The Diaries plays with notions of the anachronistic, precarious, and unfinished. Yet Friedl's installation subverts the myth of immediacy in order to offer an alternative composed of withdrawal, silence, and introspection. Simple, mundane activities such as reading and writing become tools and aids for potential resistance and emancipation.
As a visual prologue to the diary project, the exhibition will include a selection of Friedl's own childhood drawings from the 1960s. Like the notebooks, the authenticating medium of the drawing can be experienced as a piece of material culture.

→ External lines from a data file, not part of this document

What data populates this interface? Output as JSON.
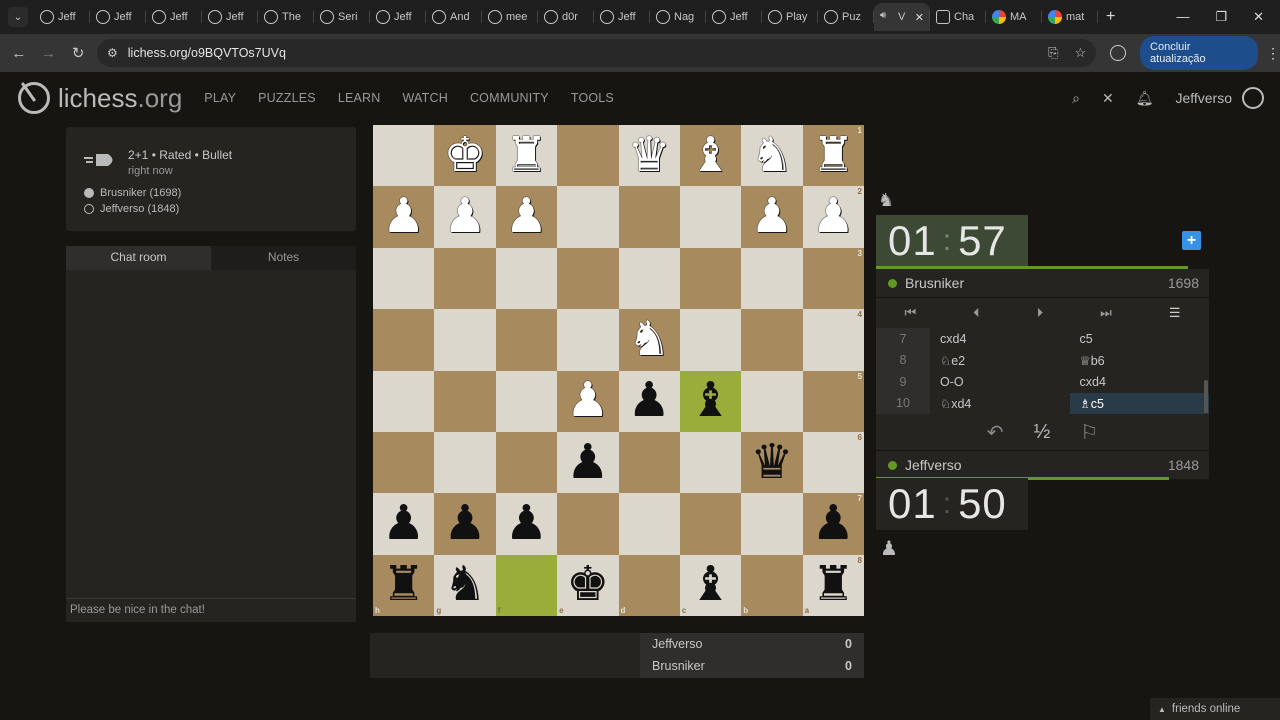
{
  "browser": {
    "tabs": [
      {
        "label": "Jeff",
        "icon": "lichess-icon"
      },
      {
        "label": "Jeff",
        "icon": "lichess-icon"
      },
      {
        "label": "Jeff",
        "icon": "lichess-icon"
      },
      {
        "label": "Jeff",
        "icon": "lichess-icon"
      },
      {
        "label": "The",
        "icon": "lichess-icon"
      },
      {
        "label": "Seri",
        "icon": "lichess-icon"
      },
      {
        "label": "Jeff",
        "icon": "lichess-icon"
      },
      {
        "label": "And",
        "icon": "lichess-icon"
      },
      {
        "label": "mee",
        "icon": "lichess-icon"
      },
      {
        "label": "d0r",
        "icon": "lichess-icon"
      },
      {
        "label": "Jeff",
        "icon": "lichess-icon"
      },
      {
        "label": "Nag",
        "icon": "lichess-icon"
      },
      {
        "label": "Jeff",
        "icon": "lichess-icon"
      },
      {
        "label": "Play",
        "icon": "lichess-icon"
      },
      {
        "label": "Puz",
        "icon": "lichess-icon"
      }
    ],
    "active_tab": {
      "label": "V",
      "icon": "speaker-icon"
    },
    "extra_tabs": [
      {
        "label": "Cha",
        "icon": "chatgpt-icon"
      },
      {
        "label": "MA",
        "icon": "google-icon"
      },
      {
        "label": "mat",
        "icon": "google-icon"
      }
    ],
    "url": "lichess.org/o9BQVTOs7UVq",
    "update_button": "Concluir atualização"
  },
  "site": {
    "logo": "lichess",
    "logo_suffix": ".org",
    "nav": [
      "PLAY",
      "PUZZLES",
      "LEARN",
      "WATCH",
      "COMMUNITY",
      "TOOLS"
    ],
    "username": "Jeffverso"
  },
  "game_info": {
    "title": "2+1 • Rated • Bullet",
    "time": "right now",
    "white_player": "Brusniker (1698)",
    "black_player": "Jeffverso (1848)"
  },
  "chat": {
    "tab_chat": "Chat room",
    "tab_notes": "Notes",
    "placeholder": "Please be nice in the chat!"
  },
  "board": {
    "orientation": "black",
    "ranks": [
      "1",
      "2",
      "3",
      "4",
      "5",
      "6",
      "7",
      "8"
    ],
    "files": [
      "h",
      "g",
      "f",
      "e",
      "d",
      "c",
      "b",
      "a"
    ],
    "rows": [
      [
        "",
        "wK",
        "wR",
        "",
        "wQ",
        "wB",
        "wN",
        "wR"
      ],
      [
        "wP",
        "wP",
        "wP",
        "",
        "",
        "",
        "wP",
        "wP"
      ],
      [
        "",
        "",
        "",
        "",
        "",
        "",
        "",
        ""
      ],
      [
        "",
        "",
        "",
        "",
        "wN",
        "",
        "",
        ""
      ],
      [
        "",
        "",
        "",
        "wP",
        "bP",
        "bB",
        "",
        ""
      ],
      [
        "",
        "",
        "",
        "bP",
        "",
        "",
        "bQ",
        ""
      ],
      [
        "bP",
        "bP",
        "bP",
        "",
        "",
        "",
        "",
        "bP"
      ],
      [
        "bR",
        "bN",
        "",
        "bK",
        "",
        "bB",
        "",
        "bR"
      ]
    ],
    "highlights": [
      "4-5",
      "7-2"
    ]
  },
  "opponent": {
    "name": "Brusniker",
    "rating": "1698",
    "clock_min": "01",
    "clock_sec": "57"
  },
  "me": {
    "name": "Jeffverso",
    "rating": "1848",
    "clock_min": "01",
    "clock_sec": "50"
  },
  "moves": [
    {
      "n": "7",
      "w": "cxd4",
      "b": "c5"
    },
    {
      "n": "8",
      "w": "♘e2",
      "b": "♕b6"
    },
    {
      "n": "9",
      "w": "O-O",
      "b": "cxd4"
    },
    {
      "n": "10",
      "w": "♘xd4",
      "b": "♗c5"
    }
  ],
  "actions": {
    "draw": "½"
  },
  "score": [
    {
      "name": "Jeffverso",
      "points": "0"
    },
    {
      "name": "Brusniker",
      "points": "0"
    }
  ],
  "friends": "friends online"
}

Peter Friedl (b. 1960) is an artist who lives in Berlin. His work has been exhibited worldwide, including at Museo Nacional Centro de Arte Reina Sofia, Madrid; Centre Pompidou, Paris; Walker Art Center, Minneapolis; MoMA PS1, New York; Van Abbemuseum, Eindhoven; and Hamburger Kunsthalle. He has participated in documenta X (1997) and documenta 12 (2007), the 48th Venice Biennale (1999), the 3rd Berlin Biennial for Contemporary Art (2004), the 2nd International Biennial of Contemporary Art, Seville (2006), Manifesta 7, Trento (2008), the 7th Gwangju Biennale (2008), the 28th Bienal de São Paulo (2008), La Triennale, Paris (2012), the Taipei Biennial (2012), and the 12th São Paulo Architecture Biennale (2013).

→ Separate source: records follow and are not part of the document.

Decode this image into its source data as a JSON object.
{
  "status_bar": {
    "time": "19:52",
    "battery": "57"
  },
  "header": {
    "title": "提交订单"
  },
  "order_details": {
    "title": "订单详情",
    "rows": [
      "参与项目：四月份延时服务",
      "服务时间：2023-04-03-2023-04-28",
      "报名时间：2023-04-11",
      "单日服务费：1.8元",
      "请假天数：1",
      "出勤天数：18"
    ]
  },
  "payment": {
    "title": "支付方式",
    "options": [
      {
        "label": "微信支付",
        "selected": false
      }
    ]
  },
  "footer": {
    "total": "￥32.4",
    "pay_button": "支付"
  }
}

Selected solo exhibitions include: OUT OF THE SHADOWS: what is written cannot be unwritten, Witte de With, Center for Contemporary Art, Rotterdam (2004); the retrospective survey Work 1964-2006, Museu d'Art Contemporani de Barcelona, Miami Art Central, Musée d'Art Contemporain de Marseille (2006-07); Blow Job, Extra City Kunsthal, Antwerp (2008); Working, Kunsthalle Basel (2008); Peter Friedl, Sala Rekalde, Bilbao (2010); King Kong, Le Lieu unique, Nantes (2013); and The Dramatist, Artspace Auckland (2014).
Since the 1980s, Peter Friedl has published numerous essays and book projects such as Four or Five Roses (2004), Working at Copan (2007), and Playgrounds (2008). A large selection of his writings and interviews was published in 2010 by Sternberg Press under the title Secret Modernity.